DesignSpark Mechanical: Guest blog by Adrian Bowyer (RepRapPro)
Adrian Bowyer – inventor of the self-replicating 3D printer, RepRap. Described by The Guardian as ‘the invention that will bring down global capitalism, start a second industrial revolution and save the environment’, RepRap pioneered affordable 3D printing.
Here, Adrian talks passionately about the latest RepRap product, Ormerod – a ‘self-correcting’ 3D printer and the amazing prize in our DesignSpark Mechanical Challenge.
Can you tell us a bit about your favourite feature of DesignSpark Mechanical (DSM)? How does it help your design process?
The user interface is extremely intuitive, and I found that I picked it up in no time. This despite the fact that I usually design by writing programs rather than using an interface – I mainly use OpenSCAD, which is entirely driven by a C-like language. But after half an hour with DesignSpark Mechanical, I was almost as fast with it as I am with OpenSCAD, which I have used for years.
Why do you think it’s important for DesignSpark to be making tools like DSM available to all engineers?

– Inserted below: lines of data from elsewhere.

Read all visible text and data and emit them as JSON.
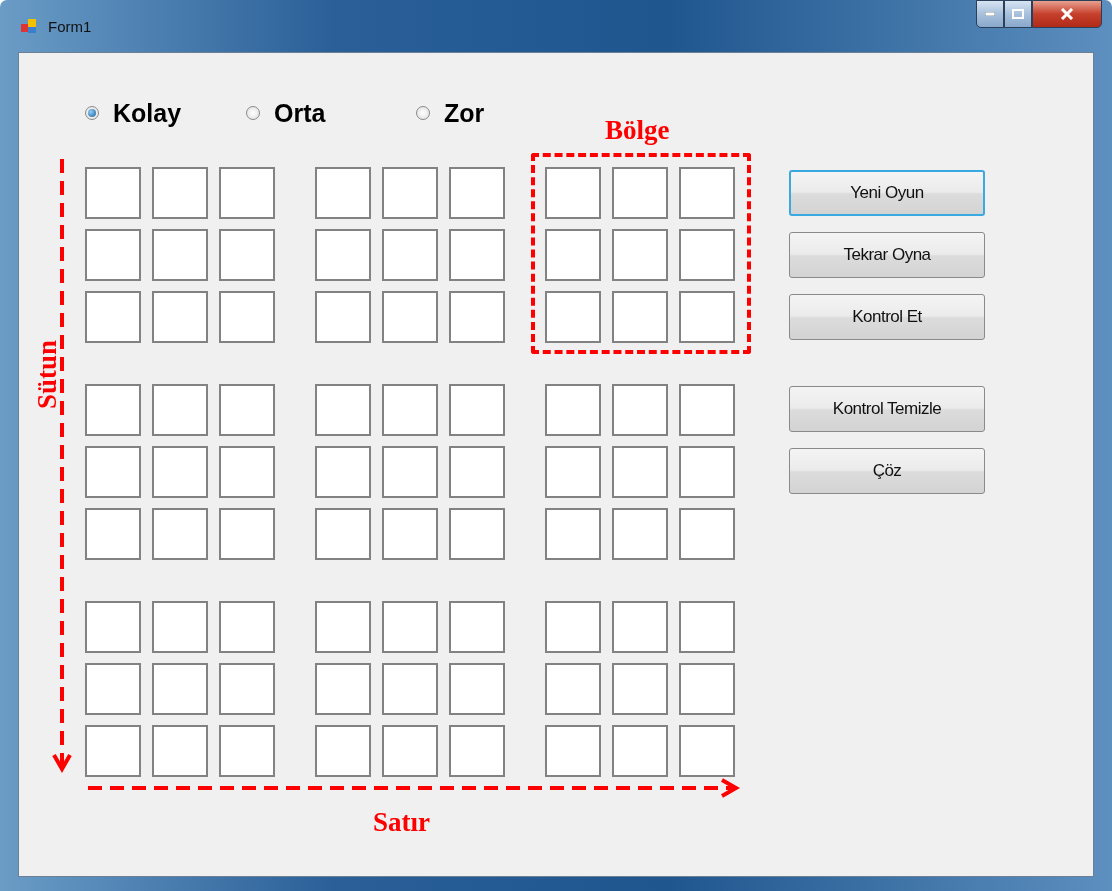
{
  "window": {
    "title": "Form1"
  },
  "difficulty": [
    {
      "label": "Kolay",
      "selected": true
    },
    {
      "label": "Orta",
      "selected": false
    },
    {
      "label": "Zor",
      "selected": false
    }
  ],
  "button_groups": [
    {
      "buttons": [
        {
          "label": "Yeni Oyun",
          "focused": true
        },
        {
          "label": "Tekrar Oyna",
          "focused": false
        },
        {
          "label": "Kontrol Et",
          "focused": false
        }
      ]
    },
    {
      "buttons": [
        {
          "label": "Kontrol Temizle",
          "focused": false
        },
        {
          "label": "Çöz",
          "focused": false
        }
      ]
    }
  ],
  "annotations": [
    {
      "kind": "region",
      "label": "Bölge"
    },
    {
      "kind": "column",
      "label": "Sütun"
    },
    {
      "kind": "row",
      "label": "Satır"
    }
  ]
}
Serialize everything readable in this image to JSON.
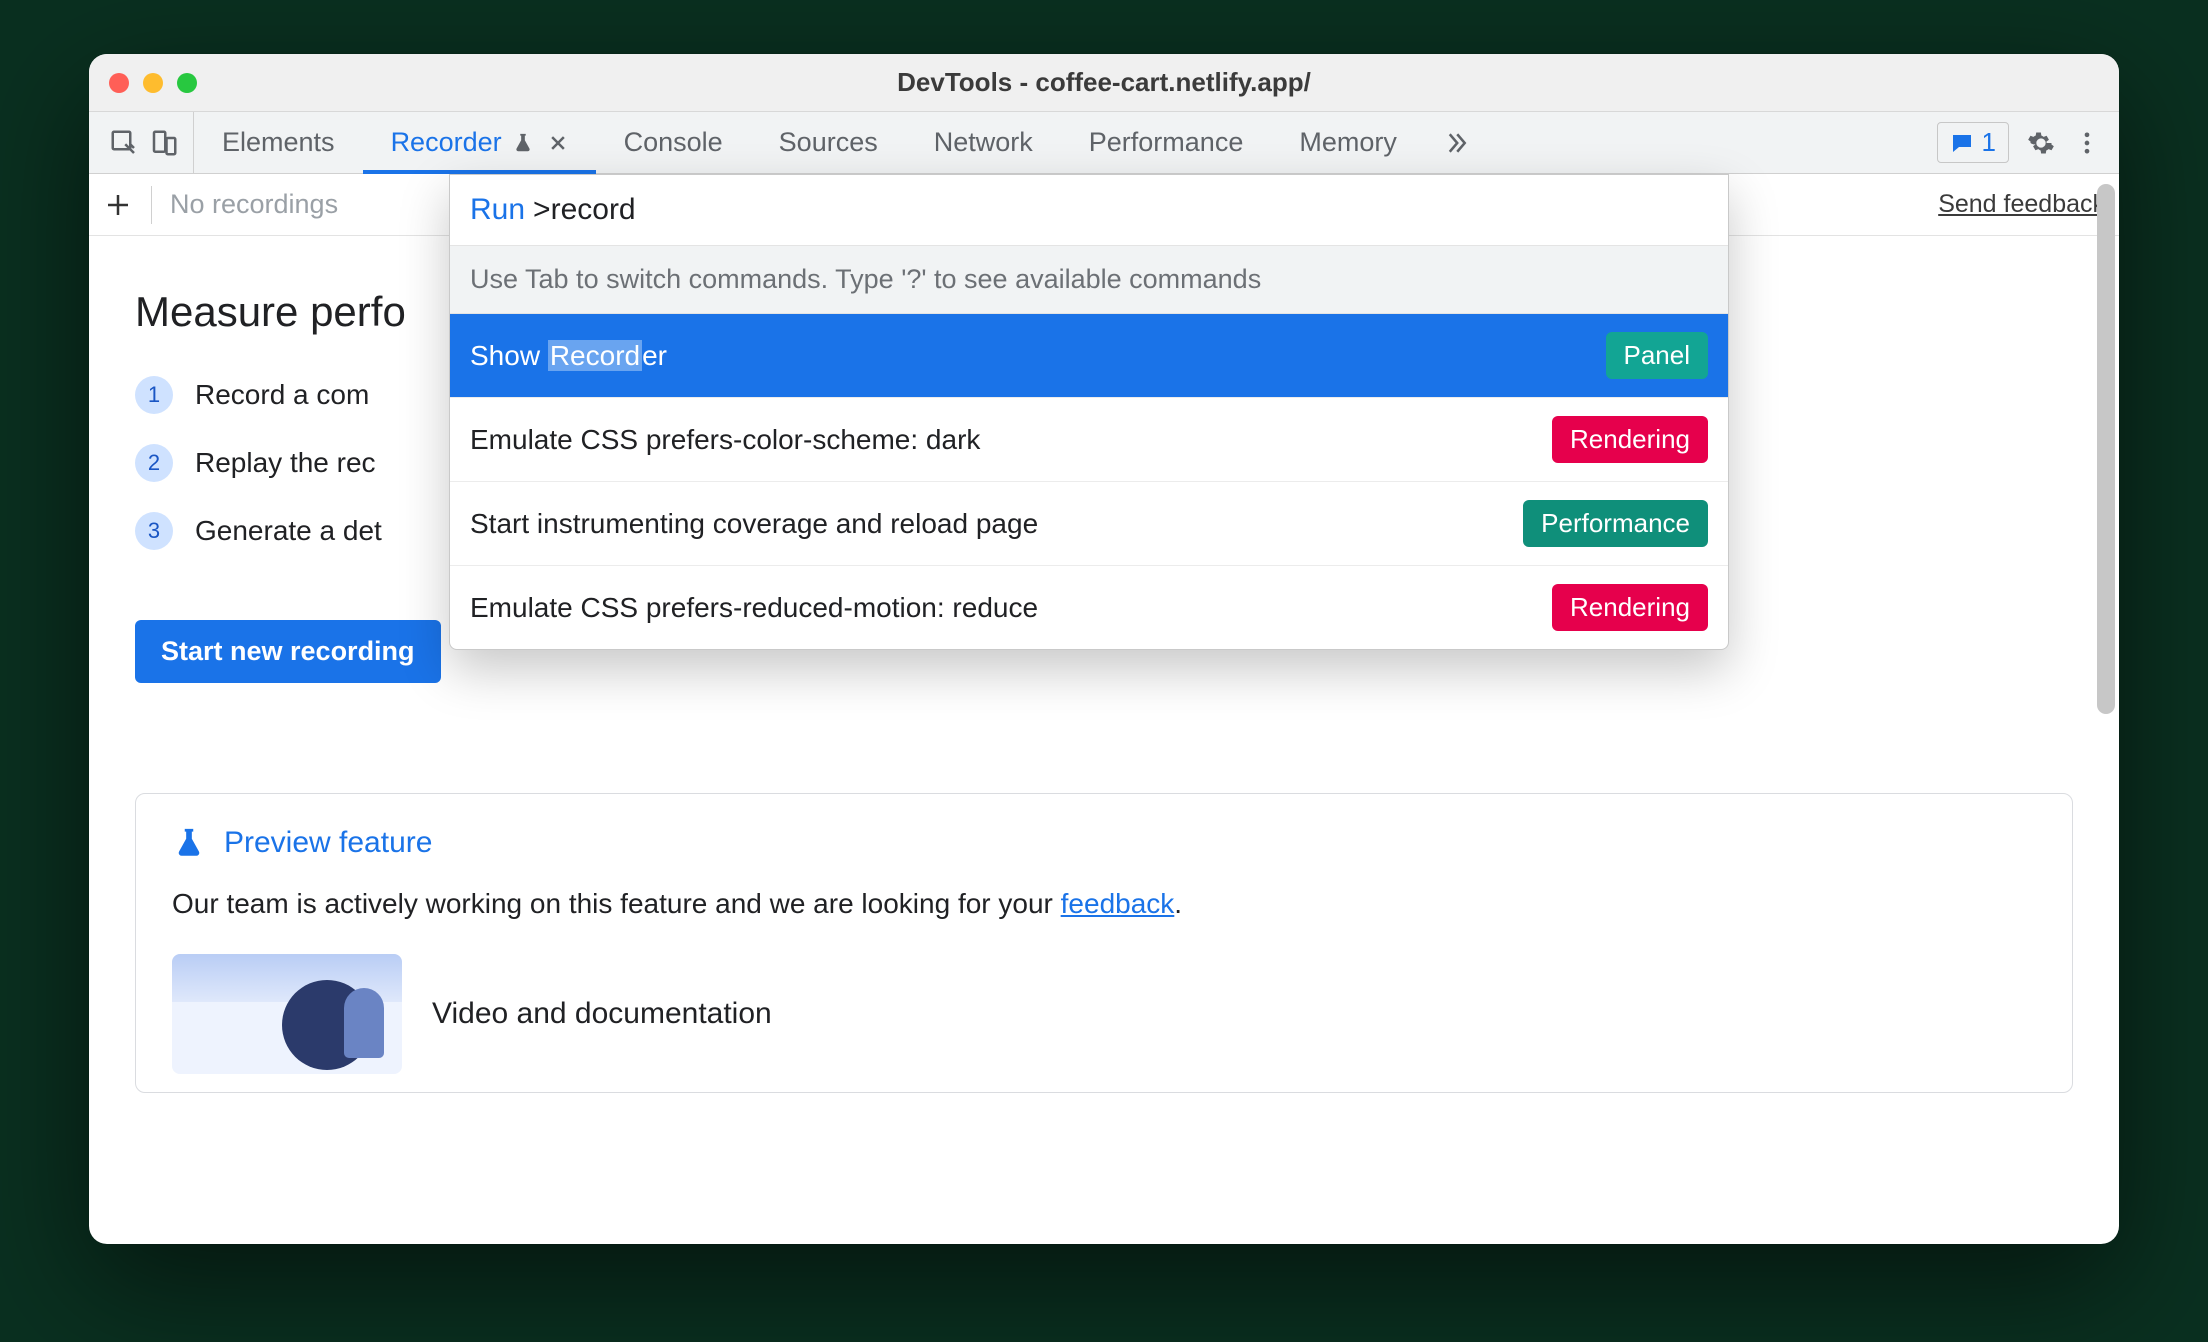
{
  "window": {
    "title": "DevTools - coffee-cart.netlify.app/"
  },
  "tabstrip": {
    "tabs": [
      "Elements",
      "Recorder",
      "Console",
      "Sources",
      "Network",
      "Performance",
      "Memory"
    ],
    "active_index": 1,
    "message_count": "1"
  },
  "subbar": {
    "no_recordings": "No recordings",
    "send_feedback": "Send feedback"
  },
  "main": {
    "heading": "Measure perfo",
    "steps": [
      "Record a com",
      "Replay the rec",
      "Generate a det"
    ],
    "start_button": "Start new recording",
    "preview": {
      "title": "Preview feature",
      "desc_prefix": "Our team is actively working on this feature and we are looking for your ",
      "desc_link": "feedback",
      "desc_suffix": ".",
      "video_label": "Video and documentation"
    }
  },
  "palette": {
    "prompt_label": "Run",
    "prompt_prefix": ">",
    "query": "record",
    "hint": "Use Tab to switch commands. Type '?' to see available commands",
    "items": [
      {
        "label": "Show Recorder",
        "badge": "Panel",
        "badge_kind": "panel",
        "selected": true
      },
      {
        "label": "Emulate CSS prefers-color-scheme: dark",
        "badge": "Rendering",
        "badge_kind": "rendering",
        "selected": false
      },
      {
        "label": "Start instrumenting coverage and reload page",
        "badge": "Performance",
        "badge_kind": "performance",
        "selected": false
      },
      {
        "label": "Emulate CSS prefers-reduced-motion: reduce",
        "badge": "Rendering",
        "badge_kind": "rendering",
        "selected": false
      }
    ]
  }
}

Information, as Stewart Brand said, wants to be free. Think Google, who give away their primary product free (just as TV stations have for decades, incidentally).
What exciting projects are you currently working on at RepRapPro?

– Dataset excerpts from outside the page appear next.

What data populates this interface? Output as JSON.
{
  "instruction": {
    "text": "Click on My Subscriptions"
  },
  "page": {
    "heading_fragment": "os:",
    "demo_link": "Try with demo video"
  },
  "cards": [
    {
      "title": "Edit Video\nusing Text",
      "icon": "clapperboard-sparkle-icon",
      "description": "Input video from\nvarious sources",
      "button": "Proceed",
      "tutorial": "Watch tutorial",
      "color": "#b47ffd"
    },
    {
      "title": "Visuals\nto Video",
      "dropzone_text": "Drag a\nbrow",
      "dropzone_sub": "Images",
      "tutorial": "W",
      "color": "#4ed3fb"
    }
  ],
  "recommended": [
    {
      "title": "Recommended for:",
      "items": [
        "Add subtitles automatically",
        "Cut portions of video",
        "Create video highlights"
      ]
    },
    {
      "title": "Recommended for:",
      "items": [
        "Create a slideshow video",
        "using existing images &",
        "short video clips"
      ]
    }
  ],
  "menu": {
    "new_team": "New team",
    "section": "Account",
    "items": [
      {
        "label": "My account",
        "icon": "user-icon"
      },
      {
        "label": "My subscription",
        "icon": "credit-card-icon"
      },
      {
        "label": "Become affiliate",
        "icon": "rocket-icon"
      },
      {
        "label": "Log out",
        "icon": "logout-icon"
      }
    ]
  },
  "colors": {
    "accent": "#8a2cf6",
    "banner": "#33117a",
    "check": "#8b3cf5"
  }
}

Our main work at the moment is on our new RepRap design, which is called Ormerod (after the entomologist Eleanor Ormerod – all RepRaps are named after biologists).

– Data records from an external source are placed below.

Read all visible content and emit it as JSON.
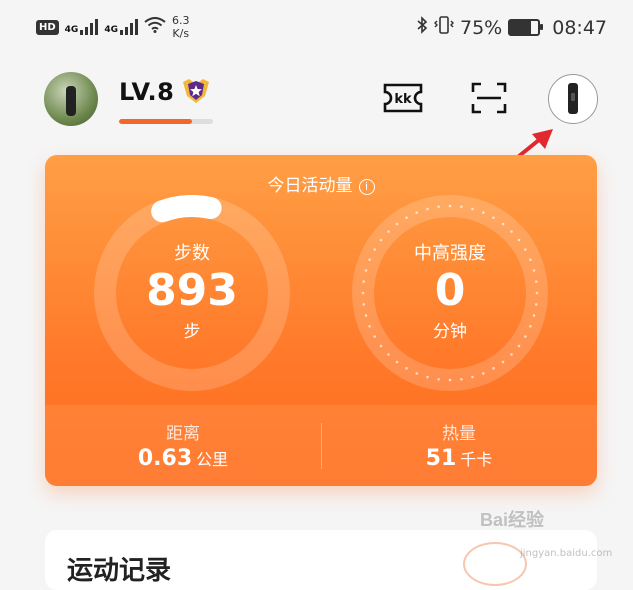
{
  "status_bar": {
    "hd_label": "HD",
    "sim1_label": "4G",
    "sim2_label": "4G",
    "net_speed_value": "6.3",
    "net_speed_unit": "K/s",
    "battery_percent": "75%",
    "battery_level": 0.75,
    "time": "08:47"
  },
  "header": {
    "level": "LV.8",
    "level_progress": 0.78,
    "kk_icon": "kk-ticket-icon",
    "scan_icon": "scan-icon",
    "device_icon": "band-device-icon"
  },
  "activity": {
    "title": "今日活动量",
    "steps": {
      "name": "步数",
      "value": "893",
      "unit": "步",
      "progress": 0.09
    },
    "intensity": {
      "name": "中高强度",
      "value": "0",
      "unit": "分钟"
    },
    "distance": {
      "label": "距离",
      "value": "0.63",
      "unit": "公里"
    },
    "calories": {
      "label": "热量",
      "value": "51",
      "unit": "千卡"
    }
  },
  "record": {
    "title": "运动记录"
  },
  "watermark": {
    "brand": "Bai经验",
    "sub": "jingyan.baidu.com"
  },
  "colors": {
    "accent": "#ff7a2a",
    "level_bar": "#f2682a",
    "arrow": "#e0282e"
  }
}
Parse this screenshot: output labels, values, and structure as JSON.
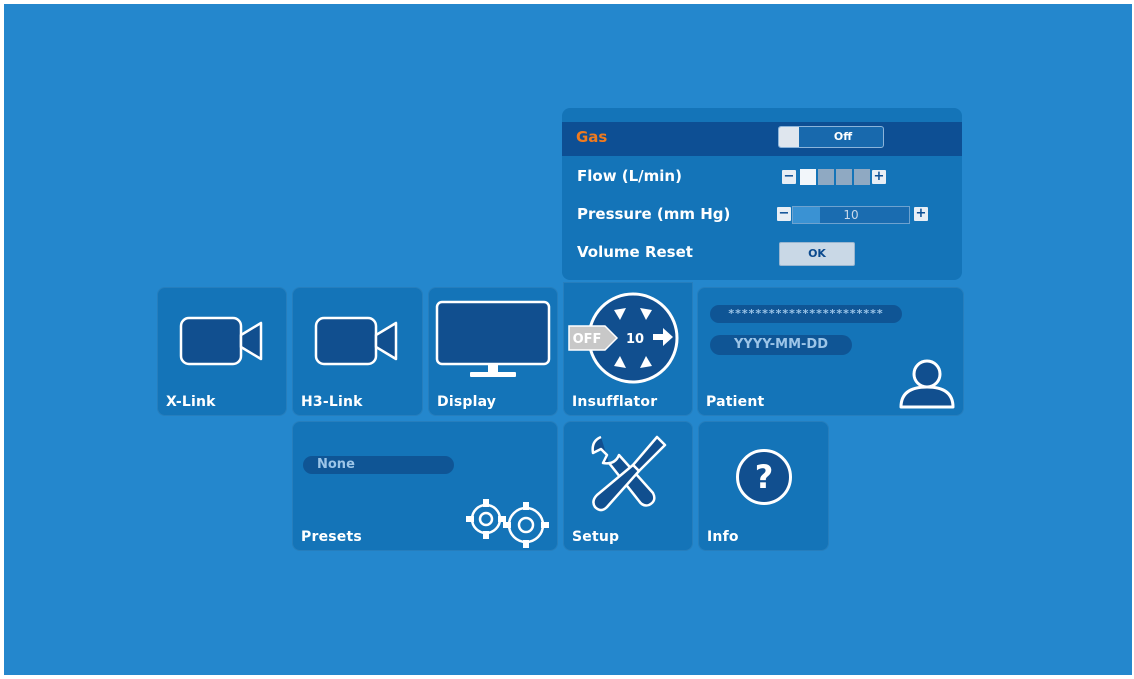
{
  "insufflator_panel": {
    "gas": {
      "label": "Gas",
      "toggle_value": "Off"
    },
    "flow": {
      "label": "Flow (L/min)",
      "minus": "−",
      "plus": "+",
      "level": 1,
      "segments": 4
    },
    "pressure": {
      "label": "Pressure (mm Hg)",
      "minus": "−",
      "plus": "+",
      "value": "10",
      "fraction": 0.23
    },
    "volume_reset": {
      "label": "Volume Reset",
      "button": "OK"
    }
  },
  "tiles": {
    "xlink": {
      "label": "X-Link"
    },
    "h3link": {
      "label": "H3-Link"
    },
    "display": {
      "label": "Display"
    },
    "insufflator": {
      "label": "Insufflator",
      "state": "OFF",
      "setpoint": "10"
    },
    "patient": {
      "label": "Patient",
      "name_mask": "***********************",
      "date_placeholder": "YYYY-MM-DD"
    },
    "presets": {
      "label": "Presets",
      "current": "None"
    },
    "setup": {
      "label": "Setup"
    },
    "info": {
      "label": "Info",
      "icon_glyph": "?"
    }
  },
  "icons": {
    "xlink": "video-camera-icon",
    "h3link": "video-camera-icon",
    "display": "monitor-icon",
    "insufflator": "insufflator-dial-icon",
    "patient": "person-icon",
    "presets": "gears-icon",
    "setup": "wrench-screwdriver-icon",
    "info": "help-icon"
  },
  "colors": {
    "background": "#2487cd",
    "tile": "#1474b8",
    "gas_label": "#f07a1e",
    "gas_row": "#0d4f94"
  }
}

But I am also working on printing with electrical conductors (including, we hope, graphene) and designing a heated, ink-jet-style print head for the machine, so we can build with materials like wax.
What can we expect from RepRapPro’s new 3D printer, Ormerod?
The key design brief that we decided on was to make it as easy to assemble as possible. Up to now, it has taken a couple of days to put a RepRap machine together. My colleague Jean-Marc Giacalone designed Ormerod to be assembled in a couple of hours. In addition, it has the ability to correct itself, so that it prints things more accurately than it was put together. We think that's pretty cool...
What impact will this product have on the world of 3D printing?
Like all RepRaps, Ormerod is fully open source. So we expect the ideas it incorporates to spread to other RepRap designs, and beyond. This sounds like us giving ideas to our ‘competitors’, but in fact the reverse is true. When you give ideas away and people use them, human nature means that many of them will give you their ideas back. We do a lot of design at RepRapPro, but we also use lots of designs from the community. And without that community's input, we could not have made any of our successful products.
Finally, why did you get involved in the DesignSpark Mechanical Challenge?
When I took part in the DesignSpark Mechanical launch challenge it was fun. My daughter (who helps run RepRapPro) has a saying: “You're not wasting time if you're enjoying yourself.” The best reason for doing anything is because it is intriguing, absorbing and creative.